When we get to the graph, the basic knowledge of algorithms, Big O Notation and time complexity will be of use as we need to be able to interpret the graph correctly in order to determine the Big O Notation. Here is a perfect representation of what we will need to know.

Analysis and Design Notes:
The first steps I will carry out will be walking through each method testing each time with temporary print statements to test basic palindromes, this will ensure the methods are correct so I wont have to come back to them.
Method 1: will be a method that will reverse all the characters in a String. In order to do this method I will create an empty String and a for loop that will loop through the string backwards (i–) and adding the char at position i to the new empty string. This will place the last element at the start of the new string. Once I >= 0 the loop will stop and we will create an if loop to test if the new string is equal to the original string. Here is a rough sketch of what the process looks like.

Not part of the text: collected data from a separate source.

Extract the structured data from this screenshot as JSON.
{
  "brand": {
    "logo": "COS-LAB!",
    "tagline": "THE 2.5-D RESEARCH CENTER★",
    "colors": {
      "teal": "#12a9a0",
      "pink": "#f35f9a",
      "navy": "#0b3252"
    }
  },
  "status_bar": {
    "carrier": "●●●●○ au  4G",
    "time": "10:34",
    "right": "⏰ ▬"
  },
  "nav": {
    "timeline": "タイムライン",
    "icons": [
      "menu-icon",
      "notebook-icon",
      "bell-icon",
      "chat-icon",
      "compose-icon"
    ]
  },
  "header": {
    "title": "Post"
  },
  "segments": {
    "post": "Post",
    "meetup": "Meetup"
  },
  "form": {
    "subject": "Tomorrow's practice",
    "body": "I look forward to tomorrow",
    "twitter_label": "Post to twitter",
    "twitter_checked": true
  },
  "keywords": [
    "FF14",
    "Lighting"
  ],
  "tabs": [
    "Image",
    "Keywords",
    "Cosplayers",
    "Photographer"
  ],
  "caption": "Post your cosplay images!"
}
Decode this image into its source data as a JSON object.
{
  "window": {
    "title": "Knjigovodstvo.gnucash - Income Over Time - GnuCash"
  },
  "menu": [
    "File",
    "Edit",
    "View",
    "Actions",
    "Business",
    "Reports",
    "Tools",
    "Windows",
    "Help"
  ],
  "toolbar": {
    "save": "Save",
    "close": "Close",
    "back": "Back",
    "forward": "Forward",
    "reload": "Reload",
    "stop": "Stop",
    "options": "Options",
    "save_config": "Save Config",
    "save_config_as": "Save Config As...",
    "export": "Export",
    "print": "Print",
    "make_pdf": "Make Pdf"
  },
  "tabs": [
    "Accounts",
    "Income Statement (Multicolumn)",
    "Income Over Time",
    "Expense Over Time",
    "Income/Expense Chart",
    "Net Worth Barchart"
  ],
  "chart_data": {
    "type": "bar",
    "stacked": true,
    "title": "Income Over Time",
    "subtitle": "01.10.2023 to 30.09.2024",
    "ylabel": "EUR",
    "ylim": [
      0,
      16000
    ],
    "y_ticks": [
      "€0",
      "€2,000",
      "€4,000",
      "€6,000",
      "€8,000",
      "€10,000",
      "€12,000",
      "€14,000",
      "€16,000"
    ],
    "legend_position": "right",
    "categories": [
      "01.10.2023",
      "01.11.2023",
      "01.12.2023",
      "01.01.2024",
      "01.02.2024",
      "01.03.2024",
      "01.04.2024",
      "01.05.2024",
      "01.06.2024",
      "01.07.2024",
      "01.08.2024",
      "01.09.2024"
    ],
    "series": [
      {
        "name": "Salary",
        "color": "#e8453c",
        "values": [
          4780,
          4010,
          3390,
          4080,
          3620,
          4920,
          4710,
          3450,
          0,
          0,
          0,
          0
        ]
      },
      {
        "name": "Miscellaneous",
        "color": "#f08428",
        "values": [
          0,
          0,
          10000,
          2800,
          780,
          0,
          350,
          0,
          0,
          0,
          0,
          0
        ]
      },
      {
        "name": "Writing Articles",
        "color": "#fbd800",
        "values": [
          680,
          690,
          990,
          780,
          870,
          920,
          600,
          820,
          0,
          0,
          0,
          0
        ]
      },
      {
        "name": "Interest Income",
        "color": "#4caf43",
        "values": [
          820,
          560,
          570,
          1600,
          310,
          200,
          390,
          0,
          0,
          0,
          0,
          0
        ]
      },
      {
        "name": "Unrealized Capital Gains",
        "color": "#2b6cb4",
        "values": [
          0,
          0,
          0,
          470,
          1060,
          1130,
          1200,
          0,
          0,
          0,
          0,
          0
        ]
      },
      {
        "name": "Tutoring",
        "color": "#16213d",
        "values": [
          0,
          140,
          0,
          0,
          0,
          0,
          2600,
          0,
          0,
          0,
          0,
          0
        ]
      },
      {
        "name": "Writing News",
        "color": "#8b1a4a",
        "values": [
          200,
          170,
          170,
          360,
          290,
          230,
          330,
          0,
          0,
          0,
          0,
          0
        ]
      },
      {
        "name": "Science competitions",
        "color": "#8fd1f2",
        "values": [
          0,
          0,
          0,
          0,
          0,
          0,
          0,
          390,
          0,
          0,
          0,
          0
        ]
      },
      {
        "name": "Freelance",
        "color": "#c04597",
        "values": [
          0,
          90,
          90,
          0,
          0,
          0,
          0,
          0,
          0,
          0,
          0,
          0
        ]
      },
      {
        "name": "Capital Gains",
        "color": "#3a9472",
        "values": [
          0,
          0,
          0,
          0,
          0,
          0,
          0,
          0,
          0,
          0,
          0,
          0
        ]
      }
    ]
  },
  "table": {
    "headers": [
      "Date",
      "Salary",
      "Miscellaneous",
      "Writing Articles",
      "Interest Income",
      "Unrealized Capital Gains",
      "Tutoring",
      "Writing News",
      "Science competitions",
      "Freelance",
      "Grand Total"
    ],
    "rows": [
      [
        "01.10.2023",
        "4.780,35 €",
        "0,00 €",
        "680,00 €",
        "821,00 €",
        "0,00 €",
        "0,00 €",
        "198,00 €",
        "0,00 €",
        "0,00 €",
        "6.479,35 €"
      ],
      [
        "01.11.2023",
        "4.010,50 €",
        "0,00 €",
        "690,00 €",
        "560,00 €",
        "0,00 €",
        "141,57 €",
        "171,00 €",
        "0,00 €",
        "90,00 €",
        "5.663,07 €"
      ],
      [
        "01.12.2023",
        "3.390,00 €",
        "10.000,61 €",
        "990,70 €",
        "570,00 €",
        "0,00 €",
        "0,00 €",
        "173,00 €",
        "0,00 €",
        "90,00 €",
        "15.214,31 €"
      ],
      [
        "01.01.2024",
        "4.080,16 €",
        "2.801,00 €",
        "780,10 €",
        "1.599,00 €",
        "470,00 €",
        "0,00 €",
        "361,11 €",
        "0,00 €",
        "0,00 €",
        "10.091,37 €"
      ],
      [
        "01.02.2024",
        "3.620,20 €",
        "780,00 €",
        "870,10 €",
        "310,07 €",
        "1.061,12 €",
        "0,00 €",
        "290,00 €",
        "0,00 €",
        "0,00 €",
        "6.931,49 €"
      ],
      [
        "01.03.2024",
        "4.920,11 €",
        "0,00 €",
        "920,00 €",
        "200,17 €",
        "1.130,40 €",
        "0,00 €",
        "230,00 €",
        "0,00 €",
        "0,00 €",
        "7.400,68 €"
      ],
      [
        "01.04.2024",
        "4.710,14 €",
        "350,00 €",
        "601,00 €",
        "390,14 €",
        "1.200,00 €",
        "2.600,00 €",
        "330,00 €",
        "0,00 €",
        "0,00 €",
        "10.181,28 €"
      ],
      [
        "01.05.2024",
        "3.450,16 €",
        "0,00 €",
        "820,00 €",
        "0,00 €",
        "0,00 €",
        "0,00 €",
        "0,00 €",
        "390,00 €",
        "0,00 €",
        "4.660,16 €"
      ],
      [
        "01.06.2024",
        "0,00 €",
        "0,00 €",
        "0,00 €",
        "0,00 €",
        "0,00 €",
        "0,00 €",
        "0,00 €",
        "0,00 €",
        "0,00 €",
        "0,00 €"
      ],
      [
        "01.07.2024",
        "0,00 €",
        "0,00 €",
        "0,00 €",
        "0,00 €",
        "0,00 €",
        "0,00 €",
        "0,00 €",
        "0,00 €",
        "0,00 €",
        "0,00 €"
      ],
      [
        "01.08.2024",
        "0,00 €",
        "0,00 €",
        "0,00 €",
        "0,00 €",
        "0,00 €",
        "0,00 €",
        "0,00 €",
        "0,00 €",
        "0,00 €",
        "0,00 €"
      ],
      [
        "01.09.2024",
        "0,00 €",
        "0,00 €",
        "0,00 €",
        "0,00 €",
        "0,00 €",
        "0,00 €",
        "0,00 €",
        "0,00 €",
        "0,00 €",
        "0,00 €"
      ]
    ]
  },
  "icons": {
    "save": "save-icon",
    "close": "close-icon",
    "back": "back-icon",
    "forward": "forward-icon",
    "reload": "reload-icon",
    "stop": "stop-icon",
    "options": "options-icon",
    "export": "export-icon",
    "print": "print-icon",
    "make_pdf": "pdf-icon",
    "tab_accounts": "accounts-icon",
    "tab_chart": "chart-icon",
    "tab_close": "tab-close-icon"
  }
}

Method 2: in this method we are asked to compare the characters element-by-element. We are comparing the elements in the same string I.e. the first character will be compared to the last element. In order to do this we will have to initialise two different variables, left will equal the first element in the string (int left = 0) and right will equal the last element (str.length() – 1). We will then compare left to right as long as right is greater than left as once they become equal to each other we have compared all the elements. We use a while loop to do this and if at any stage string at left position is not equal to the string at the right position we will return false. We can do this using str.charAt(left) != str.charAt(right). If we don’t return false, increment left and right until they become equal in size. Return true.
Method 3: in this method we have to use both stack and queue implementations. This method will work by adding the characters to both the stack and the queue and comparing them using the appropriate removing methods. I will initialise two structures, the stack and queue to store the characters. A for loop can be used to loop through the string and each time the character at position i is pushed to the top of the stack and added to the end of the queue. A while loop is used to loop through until there are no characters left in the stack and queue. The top character is popped in the stack and the last character is removed from the queue. These two characters will be compared and if they are not equal the process will immediately return false. If the while loop continues without returning false that means the string is a palindrome and the method will return true. Here is a simple representation on the code.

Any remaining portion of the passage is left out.